“Sometimes they are.”
“Yet I think the General should have come, and young Lablache from the Embassy. He promised me. A ball-room promise, of course;” and she laughed merrily and threw her hands up.
“Lablache? Do I know him?”
“Know him? Not by name. He is that dark handsome man who was so nice about the flowers, and at whom somebody I know, a stupid, jealous somebody, looked daggers;” and she made a pretty grimace at me.
“Oh, that fellow!” I growled.
“He is coming to Paris next month, and has promised to call;” and then we plunged into a conversation about a wholly imaginary set of people, in the course of which Helga managed most adroitly to include a purely fictional history of herself, with side-lights upon our relationship as an engaged couple.

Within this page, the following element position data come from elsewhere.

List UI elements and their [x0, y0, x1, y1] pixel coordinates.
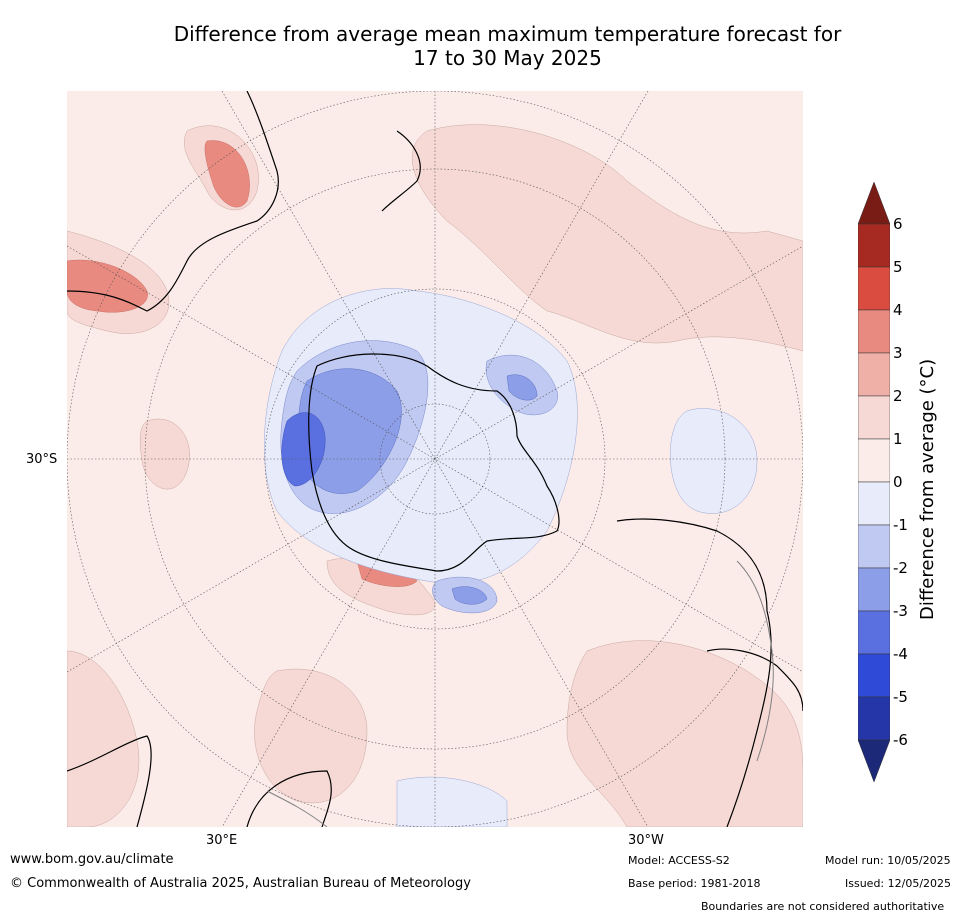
chart-title-line2: 17 to 30 May 2025: [413, 46, 602, 70]
copyright-text: © Commonwealth of Australia 2025, Austra…: [10, 876, 471, 891]
website-link[interactable]: www.bom.gov.au/climate: [10, 852, 174, 867]
negative-anomaly-areas: [264, 288, 758, 827]
colorbar-band: [858, 481, 890, 526]
colorbar-band: [858, 610, 890, 655]
boundaries-disclaimer: Boundaries are not considered authoritat…: [701, 900, 945, 913]
chart-title-line1: Difference from average mean maximum tem…: [173, 22, 842, 46]
issued-date: Issued: 12/05/2025: [845, 877, 952, 890]
colorbar-tick: -4: [893, 645, 908, 663]
model-name: Model: ACCESS-S2: [628, 854, 730, 867]
country-borders: [266, 560, 774, 827]
coastlines: [67, 91, 803, 827]
colorbar-tick: -2: [893, 559, 908, 577]
colorbar-band: [858, 223, 890, 268]
colorbar-band: [858, 696, 890, 741]
colorbar-tick: 0: [893, 473, 903, 491]
colorbar-tick: 1: [893, 430, 903, 448]
colorbar-extend-max: [858, 182, 890, 225]
model-run-date: Model run: 10/05/2025: [825, 854, 951, 867]
colorbar-title: Difference from average (°C): [917, 358, 938, 620]
colorbar-band: [858, 395, 890, 440]
colorbar-tick: 6: [893, 215, 903, 233]
colorbar-band: [858, 266, 890, 311]
colorbar-tick: -1: [893, 516, 908, 534]
graticule: [67, 91, 803, 827]
colorbar-tick: 2: [893, 387, 903, 405]
colorbar-band: [858, 524, 890, 569]
colorbar-tick: 4: [893, 301, 903, 319]
longitude-label-30w: 30°W: [628, 833, 664, 848]
colorbar-tick: -5: [893, 688, 908, 706]
colorbar-band: [858, 567, 890, 612]
colorbar-tick: -6: [893, 731, 908, 749]
colorbar-extend-min: [858, 739, 890, 782]
colorbar-tick: 3: [893, 344, 903, 362]
colorbar-band: [858, 438, 890, 483]
base-period: Base period: 1981-2018: [628, 877, 761, 890]
colorbar-band: [858, 653, 890, 698]
colorbar: [858, 182, 890, 782]
longitude-label-30e: 30°E: [206, 833, 238, 848]
forecast-map: [67, 91, 803, 827]
colorbar-band: [858, 352, 890, 397]
colorbar-tick: -3: [893, 602, 908, 620]
latitude-label-30s: 30°S: [26, 452, 58, 467]
colorbar-tick: 5: [893, 258, 903, 276]
colorbar-band: [858, 309, 890, 354]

Having done that, she settled herself in her corner, said she was going to sleep, and advised me to do the same; and as I was putting the rugs about her, she managed to whisper a sentence which gave me food for thought all through the night.

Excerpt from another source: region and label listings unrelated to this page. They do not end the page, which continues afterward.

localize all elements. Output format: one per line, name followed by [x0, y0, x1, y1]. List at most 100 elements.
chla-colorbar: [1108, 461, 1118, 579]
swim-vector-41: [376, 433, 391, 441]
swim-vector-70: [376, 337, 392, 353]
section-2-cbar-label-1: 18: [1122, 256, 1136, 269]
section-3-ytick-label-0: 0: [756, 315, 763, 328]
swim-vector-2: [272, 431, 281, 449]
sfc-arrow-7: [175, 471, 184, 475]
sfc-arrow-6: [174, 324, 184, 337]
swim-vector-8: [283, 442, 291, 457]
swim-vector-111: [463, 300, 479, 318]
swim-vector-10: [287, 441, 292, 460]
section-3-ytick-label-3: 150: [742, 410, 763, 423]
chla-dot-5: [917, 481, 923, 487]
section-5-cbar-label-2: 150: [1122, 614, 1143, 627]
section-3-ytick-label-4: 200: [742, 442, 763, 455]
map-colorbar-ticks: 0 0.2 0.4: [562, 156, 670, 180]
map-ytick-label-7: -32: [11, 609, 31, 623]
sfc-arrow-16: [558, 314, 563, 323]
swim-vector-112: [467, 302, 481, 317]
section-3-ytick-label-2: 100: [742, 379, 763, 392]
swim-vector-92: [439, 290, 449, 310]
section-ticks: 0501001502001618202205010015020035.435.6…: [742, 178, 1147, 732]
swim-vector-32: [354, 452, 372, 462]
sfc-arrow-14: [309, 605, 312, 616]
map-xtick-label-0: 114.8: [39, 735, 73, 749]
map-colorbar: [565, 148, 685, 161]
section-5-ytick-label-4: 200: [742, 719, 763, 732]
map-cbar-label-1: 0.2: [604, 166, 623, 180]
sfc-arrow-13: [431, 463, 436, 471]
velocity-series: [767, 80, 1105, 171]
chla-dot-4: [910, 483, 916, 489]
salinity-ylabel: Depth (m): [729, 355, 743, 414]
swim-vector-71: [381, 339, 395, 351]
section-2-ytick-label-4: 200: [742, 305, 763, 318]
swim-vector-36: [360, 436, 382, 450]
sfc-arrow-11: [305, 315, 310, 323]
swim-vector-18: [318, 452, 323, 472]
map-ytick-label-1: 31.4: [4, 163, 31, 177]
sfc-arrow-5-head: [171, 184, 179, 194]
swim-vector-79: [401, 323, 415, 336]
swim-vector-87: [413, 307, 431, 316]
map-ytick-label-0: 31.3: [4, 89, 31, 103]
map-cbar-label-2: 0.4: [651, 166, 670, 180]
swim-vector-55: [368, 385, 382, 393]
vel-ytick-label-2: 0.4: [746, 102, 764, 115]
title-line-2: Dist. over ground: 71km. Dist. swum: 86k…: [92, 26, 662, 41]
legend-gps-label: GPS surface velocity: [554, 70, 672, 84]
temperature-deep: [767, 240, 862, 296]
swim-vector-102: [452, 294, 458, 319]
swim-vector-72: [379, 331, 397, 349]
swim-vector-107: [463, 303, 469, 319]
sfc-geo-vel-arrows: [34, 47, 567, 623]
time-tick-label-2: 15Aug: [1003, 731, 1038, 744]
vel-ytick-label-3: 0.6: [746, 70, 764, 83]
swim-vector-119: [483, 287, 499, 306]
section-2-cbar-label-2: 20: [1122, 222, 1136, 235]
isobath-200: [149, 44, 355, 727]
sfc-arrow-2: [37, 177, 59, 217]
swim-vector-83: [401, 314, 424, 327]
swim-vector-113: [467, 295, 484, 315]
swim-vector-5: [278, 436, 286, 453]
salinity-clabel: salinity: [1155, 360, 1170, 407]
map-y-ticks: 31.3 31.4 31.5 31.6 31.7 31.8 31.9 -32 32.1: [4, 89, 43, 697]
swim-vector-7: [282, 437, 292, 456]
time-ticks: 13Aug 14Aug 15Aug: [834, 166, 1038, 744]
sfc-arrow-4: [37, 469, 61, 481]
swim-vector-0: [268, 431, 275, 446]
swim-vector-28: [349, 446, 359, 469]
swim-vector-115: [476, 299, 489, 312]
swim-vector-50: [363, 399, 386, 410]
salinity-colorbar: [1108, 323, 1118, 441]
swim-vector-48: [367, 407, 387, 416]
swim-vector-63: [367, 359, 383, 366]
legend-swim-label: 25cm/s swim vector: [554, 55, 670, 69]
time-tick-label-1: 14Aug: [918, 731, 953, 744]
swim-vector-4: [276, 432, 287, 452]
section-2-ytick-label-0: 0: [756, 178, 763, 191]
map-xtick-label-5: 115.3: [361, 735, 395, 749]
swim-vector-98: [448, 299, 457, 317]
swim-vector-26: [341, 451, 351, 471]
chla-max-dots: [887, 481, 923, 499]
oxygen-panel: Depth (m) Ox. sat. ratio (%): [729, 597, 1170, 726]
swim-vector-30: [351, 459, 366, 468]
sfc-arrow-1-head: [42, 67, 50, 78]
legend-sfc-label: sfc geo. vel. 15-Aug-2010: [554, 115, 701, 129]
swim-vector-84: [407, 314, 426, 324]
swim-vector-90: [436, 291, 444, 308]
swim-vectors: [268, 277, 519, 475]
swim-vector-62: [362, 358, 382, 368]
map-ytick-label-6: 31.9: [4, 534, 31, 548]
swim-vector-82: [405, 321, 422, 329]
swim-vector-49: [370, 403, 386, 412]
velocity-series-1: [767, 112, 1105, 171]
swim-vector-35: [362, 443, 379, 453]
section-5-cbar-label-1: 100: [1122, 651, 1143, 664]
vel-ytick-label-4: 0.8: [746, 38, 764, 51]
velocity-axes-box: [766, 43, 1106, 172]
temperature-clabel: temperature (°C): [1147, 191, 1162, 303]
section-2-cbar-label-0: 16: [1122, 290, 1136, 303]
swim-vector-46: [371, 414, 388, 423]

“The woman’s a spy. Be careful.”
As she said it she laughed gaily, and in a few minutes closed her eyes and appeared to sleep soundly.
But there was no sleep for me. I forced myself to keep my eyes closed, a continuous effort that was infinitely taxing; and during the long, weary hours, I think I must have pretty well exhausted in thought all the possible dangers that might result from the presence of so dangerous a fellow-traveller.